According to a Defense spokeswoman, 2.26 percent of salaries within a given pay pool are available for performance-based pay increases. Employees will be eligible for performance-based bonuses that individual agencies will determine, but those awards are neither automatic nor guaranteed. According to the spokeswoman, agencies are still compiling the pay pool data for the 2010 payout, but employees must have received a rating of "3" or higher to be eligible for a performance award.

The 2.26 percent is used for calculating and budgeting the available funds for NSPS annual performance awards. Performance-based increases and raises under Accelerated Compensation for Developmental Positions, which recognizes improvement of employees in training programs and other developmental capacities, might be included in pay raise calculations, according to the memo.
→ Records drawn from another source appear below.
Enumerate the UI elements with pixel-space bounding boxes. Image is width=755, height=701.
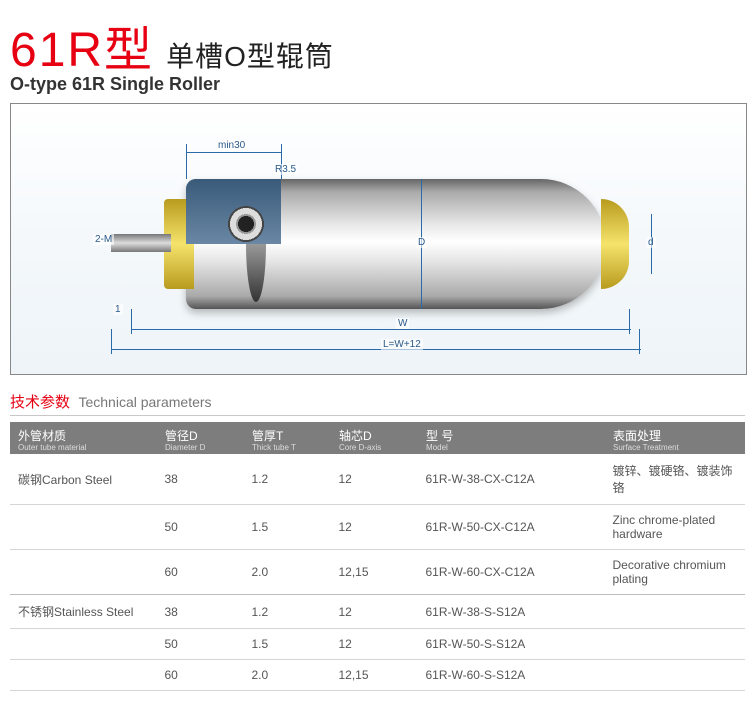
cell-material: 碳钢Carbon Steel xyxy=(10,454,157,505)
cell-thickness: 1.2 xyxy=(244,595,331,629)
cell-model: 61R-W-50-S-S12A xyxy=(418,629,605,660)
cell-thickness: 2.0 xyxy=(244,550,331,595)
cell-material xyxy=(10,660,157,691)
dim-r35: R3.5 xyxy=(273,164,298,175)
cell-core: 12,15 xyxy=(331,550,418,595)
cell-surface: Zinc chrome-plated hardware xyxy=(605,505,745,550)
technical-diagram: min30 R3.5 W L=W+12 D d 2-M 1 xyxy=(10,103,747,375)
table-row: 不锈钢Stainless Steel381.21261R-W-38-S-S12A xyxy=(10,595,745,629)
cell-diameter: 38 xyxy=(157,595,244,629)
cell-thickness: 2.0 xyxy=(244,660,331,691)
cell-thickness: 1.2 xyxy=(244,454,331,505)
col-header-thickness: 管厚T Thick tube T xyxy=(244,422,331,454)
cell-model: 61R-W-38-CX-C12A xyxy=(418,454,605,505)
cell-surface xyxy=(605,660,745,691)
col-header-surface-en: Surface Treatment xyxy=(613,443,736,452)
section-title: 技术参数 Technical parameters xyxy=(10,391,745,416)
col-header-thickness-cn: 管厚T xyxy=(252,427,322,444)
col-header-surface-cn: 表面处理 xyxy=(613,427,736,444)
parameters-table: 外管材质 Outer tube material 管径D Diameter D … xyxy=(10,422,745,691)
cell-diameter: 60 xyxy=(157,660,244,691)
cell-model: 61R-W-60-CX-C12A xyxy=(418,550,605,595)
cell-thickness: 1.5 xyxy=(244,629,331,660)
cell-model: 61R-W-60-S-S12A xyxy=(418,660,605,691)
cell-model: 61R-W-38-S-S12A xyxy=(418,595,605,629)
col-header-surface: 表面处理 Surface Treatment xyxy=(605,422,745,454)
dim-d: d xyxy=(646,237,656,248)
cell-diameter: 60 xyxy=(157,550,244,595)
cell-material: 不锈钢Stainless Steel xyxy=(10,595,157,629)
cell-core: 12 xyxy=(331,629,418,660)
cell-diameter: 50 xyxy=(157,629,244,660)
col-header-diameter-cn: 管径D xyxy=(165,427,235,444)
cell-core: 12,15 xyxy=(331,660,418,691)
table-row: 501.51261R-W-50-CX-C12AZinc chrome-plate… xyxy=(10,505,745,550)
cell-material xyxy=(10,550,157,595)
col-header-material: 外管材质 Outer tube material xyxy=(10,422,157,454)
dim-min30: min30 xyxy=(216,140,247,151)
col-header-core: 轴芯D Core D-axis xyxy=(331,422,418,454)
title-sub-cn: 单槽O型辊筒 xyxy=(166,35,334,75)
cell-material xyxy=(10,629,157,660)
cell-diameter: 50 xyxy=(157,505,244,550)
section-title-en: Technical parameters xyxy=(78,394,211,410)
col-header-model: 型 号 Model xyxy=(418,422,605,454)
roller-cutaway xyxy=(186,179,281,244)
cell-surface: Decorative chromium plating xyxy=(605,550,745,595)
col-header-core-cn: 轴芯D xyxy=(339,427,409,444)
table-row: 602.012,1561R-W-60-CX-C12ADecorative chr… xyxy=(10,550,745,595)
cell-diameter: 38 xyxy=(157,454,244,505)
col-header-model-cn: 型 号 xyxy=(426,427,596,444)
table-row: 602.012,1561R-W-60-S-S12A xyxy=(10,660,745,691)
col-header-material-en: Outer tube material xyxy=(18,443,148,452)
table-row: 501.51261R-W-50-S-S12A xyxy=(10,629,745,660)
col-header-model-en: Model xyxy=(426,443,596,452)
col-header-diameter-en: Diameter D xyxy=(165,443,235,452)
cell-surface: 镀锌、镀硬铬、镀装饰铬 xyxy=(605,454,745,505)
cell-thickness: 1.5 xyxy=(244,505,331,550)
roller-cap-right xyxy=(601,199,629,289)
cell-model: 61R-W-50-CX-C12A xyxy=(418,505,605,550)
roller-shaft xyxy=(111,234,171,252)
dim-L: L=W+12 xyxy=(381,339,423,350)
cell-core: 12 xyxy=(331,595,418,629)
col-header-thickness-en: Thick tube T xyxy=(252,443,322,452)
dim-1: 1 xyxy=(113,304,123,315)
cell-core: 12 xyxy=(331,505,418,550)
title-main: 61R型 xyxy=(10,10,154,80)
col-header-core-en: Core D-axis xyxy=(339,443,409,452)
col-header-diameter: 管径D Diameter D xyxy=(157,422,244,454)
dim-W: W xyxy=(396,318,409,329)
section-title-cn: 技术参数 xyxy=(10,394,70,411)
cell-material xyxy=(10,505,157,550)
title-sub-en: O-type 61R Single Roller xyxy=(10,74,745,95)
col-header-material-cn: 外管材质 xyxy=(18,427,148,444)
cell-core: 12 xyxy=(331,454,418,505)
cell-surface xyxy=(605,595,745,629)
dim-D: D xyxy=(416,237,427,248)
cell-surface xyxy=(605,629,745,660)
dim-2M: 2-M xyxy=(93,234,114,245)
table-row: 碳钢Carbon Steel381.21261R-W-38-CX-C12A镀锌、… xyxy=(10,454,745,505)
A mandatory control point, however, prevents employees from receiving a performance-based raise if the increase will push their salary above Level IV of the Executive Schedule, or $155,500. The control point does not apply to physicians or dentists, who will be eligible for higher salaries matching those paid by the Veterans Affairs Department and the private sector, Stanley wrote.

Defense transferred nearly 172,000 employees, or 76 percent, back to the General Schedule in fiscal 2010, in keeping with department estimates. The remaining NSPS workers will move into alternative pay systems this spring, and all employees must transition by the end of 2011.

Congress repealed NSPS in the fiscal 2010 Defense authorization law, giving the department until Jan. 1, 2012, to roll back the controversial pay-for-performance system completely.

CLARIFICATION: This story was updated to reflect that some, but not all, NSPS employees could receive performance-based pay increases.